A: $$x^2-37y^2=2\Rightarrow x^2-y^2\equiv2\mod(4)\Rightarrow x^2\equiv 2+y^2\mod(4)$$
but $2+y^2\equiv 2\mod(4)$ or $2+y^2\equiv 3\mod(4)$ since any square has remainder $0$ or $1$ when divided by $4$. Either case is impossible since $x^2$ is a square itself. 
A: $x^2 - 37y^2 = 2$ is even.  So as $odd \pm even = odd$, $even + even = even$, $odd + odd = even$ we can see that either $x^2$ and $37y^2$ are either both even or both odd and we can pursue that and get a contradiction.
But now would be a nice time to point out that for all integer $m^2 \not \equiv 2 \mod 4$ and $m^2 \not \equiv 3 \mod 4$ and that either $m^2 \equiv 0 \mod 4$ or $m^2 \equiv 1 \mod 4$.
Prook:  Let $m = 2k + i$ where $i= 0,1$.  Then $m^2 \equiv 4k^2 + 4ki +i^2 \equiv i^2 \mod 4$.  And $i^2$ is either $0$ or $1$.

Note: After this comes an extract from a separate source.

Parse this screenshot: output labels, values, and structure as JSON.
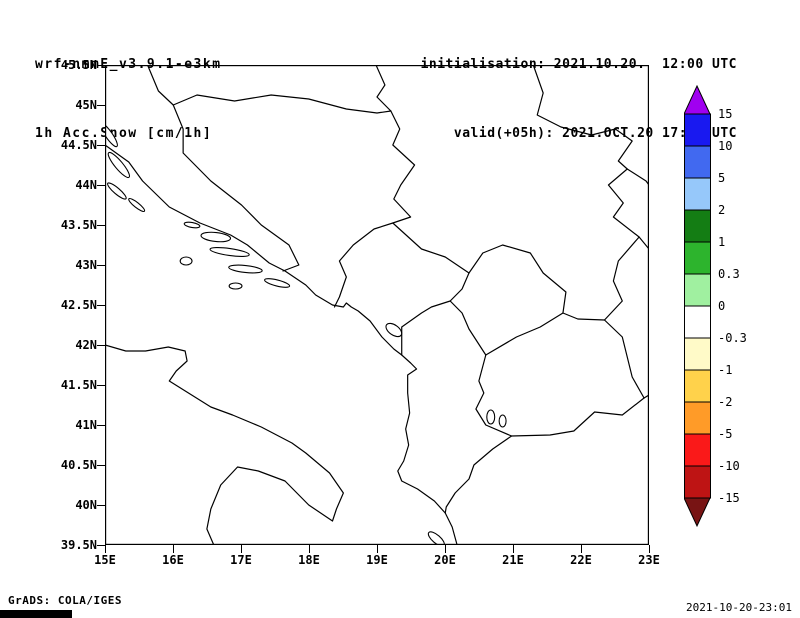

So $x^2 \equiv \{0,1\} \mod 4$ and $37y^2 \equiv y^2 \equiv \{0,1\} \mod 4$.
So $x^2 - 37y^2 \equiv \{0,1\} - \{0,1\} \equiv \{0-0,0-1,1-0,1-1\} \equiv \{0,3,1,0\} \mod 4$.  And $x^2 - 37y^2 \equiv 2 \mod 4$ is just about the only possibility  that can never happen.